I'm sitting on the back deck of the 35 metre boat, the Ros, as it bobs up and down in a small cove not far from the coast of Turkey. I think a lack of interest in more ruins was evident when Erin and I were discussing with Ewan what was next on our schedule! We were helped along by a woman in our hotel in Goreme who had just done one of these boat trips and highly recommended it. It wasn't as expensive as we anticipated, so here we are having booked into the 3 nights/four days island-hopping cruise..
Last Sunday we rose at 5.30am (much to Erin's horror) and drove to Fethiye through a winding mountain pass. Fethiye is a small port famous for the boat trips that commence or end there. After delivering Frankie the Ford Focus back to Avis we wandered around looking for the boat. ( Actually the Ford Focus had become the Focu - as the 's' had mysteriously disappeared- but we noticed that a number of similar cars had become Focu too so there's a mystery!)
As we pulled away from the port I was disappointed to see that the water was green, but very soon it had become the most amazing deep blue colour, not like Anglesea or Port Phillip Bay. It's also exceptionally clear so despite the fact that it is very deep in places, you can see every stone on the bottom and fish swimming around without even bothering to find a snorkel and mask. Ewan and Erin did lots of snorkeling to check the fish out at close range.
So we are a motley group: quite a few Australians, but a Canadian French family, a French judge , a French med student and boyfriend, an American couple on honeymoon and so on. It's fascinating to talk to people from different places about their lives and their travels.
How have we spent the last few days stuck on the boat I hear you ask????? Well it's been a frenetic pace and far too many challenging decisions to be made. Will I throw myself in the water now or read my book? Does anyone know when dinner is on? Do I need a cold wine or some paech juice now? Would a G and T be better? Should I go snorkelling around the cove? And so on.
|The beautiful blue of the Mediterranean|
Which brings me to the food which has been fabulous: Amit actually has a recipe book which we will definitely buy as he is a trained chef, as well as a dive master, marriage celebrant, Captain and heaven knows what else. The local rose has been a huge hit too!

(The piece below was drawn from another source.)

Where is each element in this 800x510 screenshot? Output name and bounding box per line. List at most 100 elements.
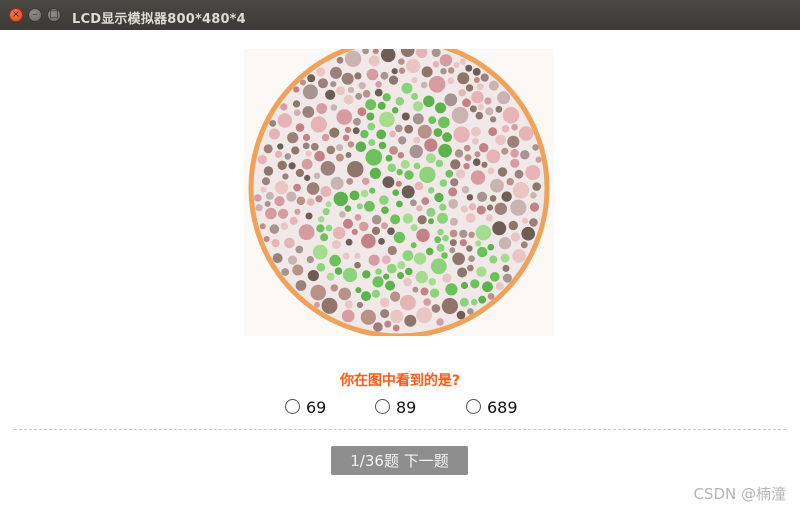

We have spent the last few days island-hopping usually changing spots a couple of times a day and ending in a secluded and very sheltered cove so that we can all sleep. We have stopped at Butterfly Valley which was full of day tourists and at Oludeniz, where some of our lot went tandem paragliding strating at the top of a mountain with sheer cliffs next to the beach and floating down to the beach itself. It is apparently the highest paragliding experinece anywhere at 1960 metres! You'll be very surprised to hear that I didn't volunteer! It is quite an experience watching the coloured parachutes drift slowly down, and occaisionally doing spirals, from such a height.
The only downside is that when we hit the open sea between coves it gets pretty rough so a few peple including me have been sea sick. But captain Amit gives out the magic seasickness pills, and although they make you drowsy, after you've had a nap you feel a million dollars. I've had them twice and Erin once, but Ewan hasn't been queasy at all.
It has been a very relaxing enjoyable few days. Ewan and Erin have been snorkelling and spotting all sorts of fish and we've spent hours flaoting around. You don't have to do anything at all if you don't want to so it's just heaven. The islands are full of interesting ruins. The most energetic activity has been a walk to the top of a rock hill, which Ewan did whilst Erin and I went for yet another swim!
We've seen lots of boats that are just travelling around for the summer enjoying the blue water, the sea breeze and the warm weather. It will be hard to disembark tomorrow!